You may have noticed when strolling down the aisles of your supermarket that in the “exotic foods” section that among the ordinary everyday types of rice — of which there are already quite a few — you may have noticed something called Black Rice. What you may not know is just how special it is and what a treasure house of nutrients it contains.

In ancient China, nobles commandeered every grain of a variety of black rice known as “Forbidden Rice” for themselves and – as is the way with rulers all over the world — issued an order forbidding the common people from eating it. Well now you can take your revenge and raid the supermarket shelves to treat yourself because new scientific research has discovered that a spoonful of black rice bran contains more health promoting anthocyanin antioxidants than are found in a spoonful of blueberries, plus the rice bran has less sugar, more fibre and an abundance of vitamin E.

In case you think this is a propaganda press release on behalf of the Chinese Department of Agriculture let me assure you this comes from Louisiana State University in Baton Rouge, USA. Many fruits are known to be rich sources of anthocyanin antioxidants and these phytochemicals show promise for fighting heart disease, cancer, and other diseases but this is the first time that black rice has been shown to have the same properties. . As part of a healthy diet many people have switched to brown rice — which is certainly an improvement on white rice — but it seems that black rice could be even more beneficial.

Brown rice is the most widely produced variety of rice in the world and has a brown colour because only the outer husks, or “chaff”, are taken off the rice grains during milling. When rice is processed more, and the underlying nutrient-dense bran is removed, the result is white rice. If you eat brown, not white, rice you are making a far healthier choice as the bran contains higher levels of gamma-tocotrienol, one of the vitamin E compounds, and gamma-oryzanol antioxidants, which are lipid-soluble antioxidants.

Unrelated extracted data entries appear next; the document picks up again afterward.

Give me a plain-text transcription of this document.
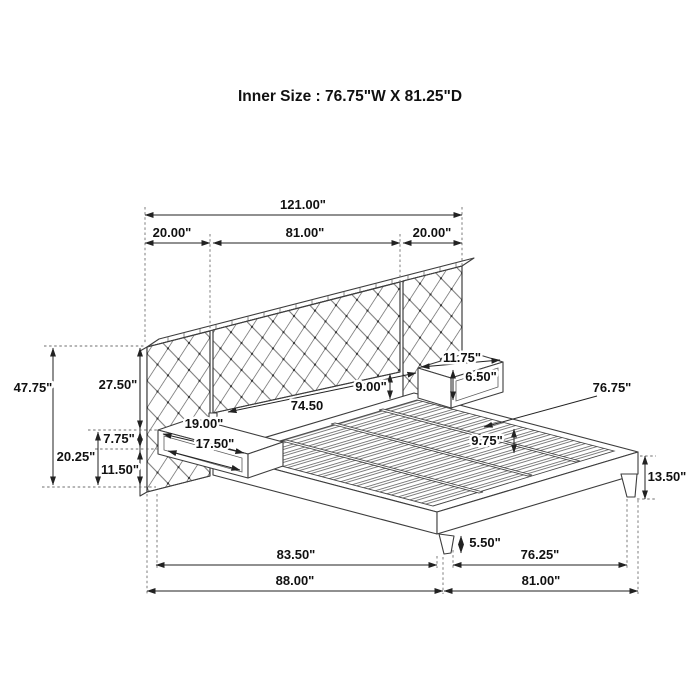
Inner Size : 76.75"W X 81.25"D
121.00"
20.00"	81.00"	20.00"
47.75"	27.50"
20.25"
7.75"
11.50"
19.00"
17.50"
74.50
9.00"
11.75"
6.50"
76.75"
9.75"
13.50"
5.50"
83.50"	76.25"
88.00"	81.00"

A large body of research has concluded these antioxidants can reduce blood levels of low-density lipoprotein cholesterol (LDL, the so-called bad cholesterol) and potentially lower the risk for heart disease. Indeed scientists at Temple University, Philadelphia have found that a specific natural compound in brown rice can reduce high blood pressure and protect blood vessels and Harvard University research suggests that eating brown rice may prevent type 2 diabetes.

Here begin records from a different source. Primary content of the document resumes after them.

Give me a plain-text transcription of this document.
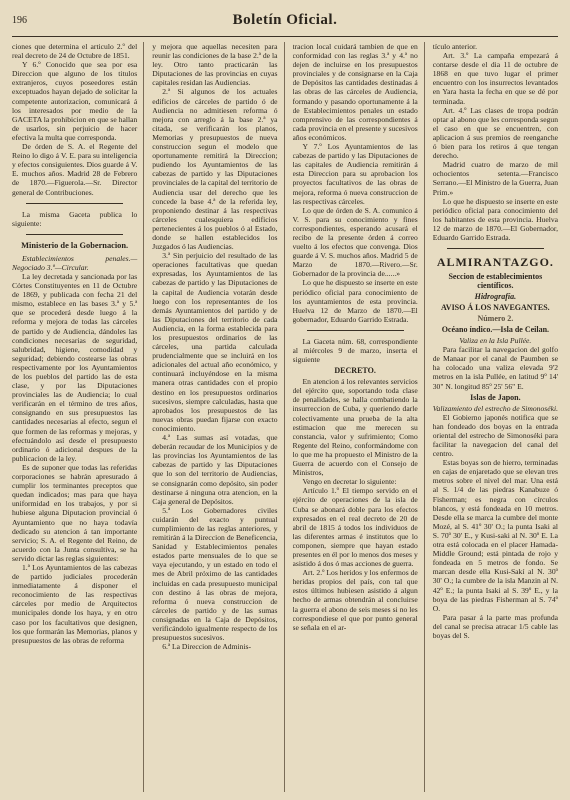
196	Boletín Oficial.

ciones que determina el articulo 2.º del real decreto de 24 de Octubre de 1851.

Y 6.º Conocido que sea por esa Direccion que alguno de los titulos extranjeros, cuyos poseedores están exceptuados hayan dejado de solicitar la competente autorizacion, comunicará á los interesados por medio de la GACETA la prohibicion en que se hallan de usarlos, sin perjuicio de hacer efectiva la multa que corresponda.

De órden de S. A. el Regente del Reino lo digo á V. E. para su inteligencia y efectos consiguientes. Dios guarde á V. E. muchos años. Madrid 28 de Febrero de 1870.—Figuerola.—Sr. Director general de Contribuciones.

La misma Gaceta publica lo siguiente:

Ministerio de la Gobernacion.

Establecimientos penales.—Negociado 3.º—Circular.

La ley decretada y sancionada por las Córtes Constituyentes en 11 de Octubre de 1869, y publicada con fecha 21 del mismo, establece en las bases 3.ª y 5.ª que se procederá desde luego á la reforma y mejora de todas las cárceles de partido y de Audiencia, dándoles las condiciones necesarias de seguridad, salubridad, higiene, comodidad y seguridad; debiendo costearse las obras respectivamente por los Ayuntamientos de los pueblos del partido las de esta clase, y por las Diputaciones provinciales las de Audiencia; lo cual verificarán en el término de tres años, consignando en sus presupuestos las cantidades necesarias al efecto, segun el que formen de las reformas y mejoras, y efectuándolo así desde el presupuesto ordinario ó adicional despues de la publicacion de la ley.

Es de suponer que todas las referidas corporaciones se habrán apresurado á cumplir los terminantes preceptos que quedan indicados; mas para que haya uniformidad en los trabajos, y por si hubiese alguna Diputacion provincial ó Ayuntamiento que no haya todavía dedicado su atencion á tan importante servicio; S. A. el Regente del Reino, de acuerdo con la Junta consultiva, se ha servido dictar las reglas siguientes:

1.ª Los Ayuntamientos de las cabezas de partido judiciales procederán inmediatamente á disponer el reconocimiento de las respectivas cárceles por medio de Arquitectos municipales donde los haya, y en otro caso por los facultativos que designen, los que formarán las Memorias, planos y presupuestos de las obras de reforma

y mejora que aquellas necesiten para reunir las condiciones de la base 2.ª de la ley. Otro tanto practicarán las Diputaciones de las provincias en cuyas capitales residan las Audiencias.

2.ª Si algunos de los actuales edificios de cárceles de partido ó de Audiencia no admitiesen reforma ó mejora con arreglo á la base 2.ª ya citada, se verificarán los planos, Memorias y presupuestos de nueva construccion segun el modelo que oportunamente remitirá la Direccion; pudiendo los Ayuntamientos de las cabezas de partido y las Diputaciones provinciales de la capital del territorio de Audiencia usar del derecho que les concede la base 4.ª de la referida ley, proponiendo destinar á las respectivas cárceles cualesquiera edificios pertenecientes á los pueblos ó al Estado, donde se hallen establecidos los Juzgados ó las Audiencias.

3.ª Sin perjuicio del resultado de las operaciones facultativas que quedan expresadas, los Ayuntamientos de las cabezas de partido y las Diputaciones de la capital de Audiencia votarán desde luego con los representantes de los demás Ayuntamientos del partido y de las Diputaciones del territorio de cada Audiencia, en la forma establecida para los presupuestos ordinarios de las cárceles, una partida calculada prudencialmente que se incluirá en los adicionales del actual año económico, y continuará incluyéndose en la misma manera otras cantidades con el propio destino en los presupuestos ordinarios sucesivos, siempre calculadas, hasta que aprobados los presupuestos de las nuevas obras puedan fijarse con exacto conocimiento.

4.ª Las sumas así votadas, que deberán recaudar de los Municipios y de las provincias los Ayuntamientos de las cabezas de partido y las Diputaciones que lo son del territorio de Audiencias, se consignarán como depósito, sin poder destinarse á ninguna otra atencion, en la Caja general de Depósitos.

5.ª Los Gobernadores civiles cuidarán del exacto y puntual cumplimiento de las reglas anteriores, y remitirán á la Direccion de Beneficencia, Sanidad y Establecimientos penales estados parte mensuales de lo que se vaya ejecutando, y un estado en todo el mes de Abril próximo de las cantidades incluidas en cada presupuesto municipal con destino á las obras de mejora, reforma ó nueva construccion de cárceles de partido y de las sumas consignadas en la Caja de Depósitos, verificándolo igualmente respecto de los presupuestos sucesivos.

6.ª La Direccion de Adminis-

tracion local cuidará tambien de que en conformidad con las reglas 3.ª y 4.ª no dejen de incluirse en los presupuestos provinciales y de consignarse en la Caja de Depósitos las cantidades destinadas á las obras de las cárceles de Audiencia, formando y pasando oportunamente á la de Establecimientos penales un estado comprensivo de las correspondientes á cada provincia en el presente y sucesivos años económicos.

Y 7.º Los Ayuntamientos de las cabezas de partido y las Diputaciones de las capitales de Audiencia remitirán á esta Direccion para su aprobacion los proyectos facultativos de las obras de mejora, reforma ó nueva construccion de las respectivas cárceles.

Lo que de órden de S. A. comunico á V. S. para su conocimiento y fines correspondientes, esperando acusará el recibo de la presente órden á correo vuelto á los efectos que convenga. Dios guarde á V. S. muchos años. Madrid 5 de Marzo de 1870.—Rivero.—Sr. Gobernador de la provincia de......»

Lo que he dispuesto se inserte en este periódico oficial para conocimiento de los ayuntamientos de esta provincia. Huelva 12 de Marzo de 1870.—El gobernador, Eduardo Garrido Estrada.

La Gaceta núm. 68, correspondiente al miércoles 9 de marzo, inserta el siguiente

DECRETO.

En atencion á los relevantes servicios del ejército que, soportando toda clase de penalidades, se halla combatiendo la insurreccion de Cuba, y queriendo darle colectivamente una prueba de la alta estimacion que me merecen su constancia, valor y sufrimiento; Como Regente del Reino, conformándome con lo que me ha propuesto el Ministro de la Guerra de acuerdo con el Consejo de Ministros,

Vengo en decretar lo siguiente:

Artículo 1.º El tiempo servido en el ejército de operaciones de la isla de Cuba se abonará doble para los efectos expresados en el real decreto de 20 de abril de 1815 á todos los individuos de las diferentes armas é institutos que lo componen, siempre que hayan estado presentes en él por lo menos dos meses y asistido á dos ó mas acciones de guerra.

Art. 2.º Los heridos y los enfermos de heridas propios del país, con tal que estos últimos hubiesen asistido á algun hecho de armas obtendrán al concluirse la guerra el abono de seis meses si no les correspondiese el que por punto general se señala en el ar-

tículo anterior.

Art. 3.º La campaña empezará á contarse desde el dia 11 de octubre de 1868 en que tuvo lugar el primer encuentro con los insurrectos levantados en Yara hasta la fecha en que se dé por terminada.

Art. 4.º Las clases de tropa podrán optar al abono que les corresponda segun el caso en que se encuentren, con aplicacion á sus premios de reenganche ó bien para los retiros á que tengan derecho.

Madrid cuatro de marzo de mil ochocientos setenta.—Francisco Serrano.—El Ministro de la Guerra, Juan Prim.»

Lo que he dispuesto se inserte en este periódico oficial para conocimiento del los habitantes de esta provincia. Huelva 12 de marzo de 1870.—El Gobernador, Eduardo Garrido Estrada.

ALMIRANTAZGO.
Seccion de establecimientos científicos.
Hidrografía.
AVISO Á LOS NAVEGANTES.
Número 2.
Océano índico.—Isla de Ceilan.

Valiza en la Isla Pullée.

Para facilitar la navegacion del golfo de Manaar por el canal de Paumben se ha colocado una valiza elevada 9'2 metros en la isla Pullée, en latitud 9º 14' 30" N. longitud 85º 25' 56" E.

Islas de Japon.

Valizamiento del estrecho de Simonoséki.

El Gobierno japonés notifica que se han fondeado dos boyas en la entrada oriental del estrecho de Simonoséki para facilitar la navegacion del canal del centro.

Estas boyas son de hierro, terminadas en cajas de enjaretado que se elevan tres metros sobre el nivel del mar. Una está al S. 1/4 de las piedras Kanabuze ó Fisherman; es negra con círculos blancos, y está fondeada en 10 metros. Desde ella se marca la cumbre del monte Mozé, al S. 41º 30' O.; la punta Isaki al S. 70º 30' E., y Kusi-saki al N. 30º E. La otra está colocada en el placer Hamada-Middle Ground; está pintada de rojo y fondeada en 5 metros de fondo. Se marcan desde ella Kusi-Sakí al N. 30º 30' O.; la cumbre de la isla Manzin al N. 42º E.; la punta Isaki al S. 39º E., y la boya de las piedras Fisherman al S. 74º O.

Para pasar á la parte mas profunda del canal se precisa atracar 1/5 cable las boyas del S.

An interesting side effect of their research was the discovery that pigments in black rice bran extracts can produce a variety of different colours, ranging from pink to black. Looking ahead, they think this may provide a healthy, natural alternative to the artificial colourings often added to some food and drink. This could certainly be beneficial as several studies have found an association between such colourings and cancer, behavioural problems in children, and other health concerns.

The Louisiana State researchers focused on testing black rice bran as this has the most potent effects, but I do not believe this to be commercially available anywhere. At least I have not been able to find it, if you do please let me know, so in the meantime it would still make sense to add black rice to your diet.

Black Rice has been promoted as a gourmet treat — which at its retail price it certainly is — and is more commonly used as decoration or for visual effect or mixed with either white or brown rice. However to get the maximum health benefits it would certainly pay you to add a tablespoon of black rice whenever you’re cooking any kind of rice.